For those unfamiliar with sales/marketing SLAs, they generally work like this: The marketing leader commits to generating a certain number of leads that meet a particular quality score, while the sales leader agrees to follow up with those leads in a pre-determined amount of time. Think of it as the corporate equivalent of the Congressional “reaching across the aisle” pledge.
Brian Kardon, CMO of a predictive analytics company called Lattice Engines, has not only established an SLA, but his team also lets Sales know when their response time violates the agreement. “So often, the communication path between Sales and Marketing is one way,” said Kardon. “Sales asks Marketing to do things, and Marketing does them. But Marketing needs Sales to do things, too. Two-way communication leads to better overall performance and collaboration.”
Kardon instituted the stringent SLA because his research shows that shorter response time correlates to higher sales conversion. Similarly, the State of Inbound data shows a positive correlation between establishing an SLA and receiving more marketing budget. In fact, marketers who established an SLA were 10 times more likely to have their marketing increased rather than cut.
The connection between the presence of an SLA and increased budget was tight enough to get us thinking about potential causative factors. We realized the agreement itself is a proxy — an emblem representing collaboration where conflict has historically existed. In a healthy organization, Sales and Marketing form a symbiotic unit in which each group gives and takes from the other. Even though the CEO hasn’t collapsed the two functions into a single department, the pact between the two leaders demonstrates an alignment that supersedes organizational structure.
An SLA also speaks to a willingness to be held accountable — and to hold others accountable. Many executives, including Newscred CEO Shafqat Islam, consider accountability to be among the most coveted qualities in a marketing leader. Islam explained that 40% of his company’s revenue is directly sourced by Marketing. He added, “There is no sugarcoating it: My VP of Marketing is accountable for revenue numbers as much as my head of Sales. Both are profit centers.”
Lastly an SLA works best if results are gauged according to data, not opinion. Without an objective measure of success, the two executives may find themselves in a perpetual negotiation, thereby undermining the absolute accountability and pulling at the fabric of collaboration. Marketers who commit to a well-constructed SLA are marketers who are committed to data. And, as it happens, the skills required to analyze lead volume, quality, and dispensation data are also the very same skills required to calculate marketing impact, which, as it turns out, also correlates to favorable budgets.
“Our culture values accountability and transparency. If you buy into this system and deliver, we reward you, and reward you often,” said Islam.

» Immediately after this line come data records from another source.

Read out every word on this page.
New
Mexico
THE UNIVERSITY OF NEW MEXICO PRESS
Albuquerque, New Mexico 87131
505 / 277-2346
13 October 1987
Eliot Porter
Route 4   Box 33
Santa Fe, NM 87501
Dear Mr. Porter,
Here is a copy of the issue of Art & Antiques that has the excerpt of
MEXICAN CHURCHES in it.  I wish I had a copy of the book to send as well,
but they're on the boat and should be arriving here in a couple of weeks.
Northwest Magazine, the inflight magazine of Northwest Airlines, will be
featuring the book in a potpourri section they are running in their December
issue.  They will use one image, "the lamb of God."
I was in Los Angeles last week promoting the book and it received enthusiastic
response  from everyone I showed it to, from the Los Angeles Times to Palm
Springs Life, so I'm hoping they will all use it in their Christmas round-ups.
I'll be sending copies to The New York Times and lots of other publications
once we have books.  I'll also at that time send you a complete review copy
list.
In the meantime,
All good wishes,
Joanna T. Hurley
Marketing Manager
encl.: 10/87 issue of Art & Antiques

If an SLA is a proxy for collaboration, accountability, and objectivity, then one would expect most companies to have such an agreement in place. Not so fast. It’s not until Marketing’s budget exceeds $500,000 that its leaders are expected to have an SLA in place.
So if you are running marketing at a larger organization, you’re expected to have an SLA in place. If you haven’t established one, you’re trailing your peers. While marketing leaders at smaller companies may not be expected to have an SLA, establishing one can be a valuable way to differentiate yourself … and, perhaps in doing so, ratchet your budget up to “big company” ranges.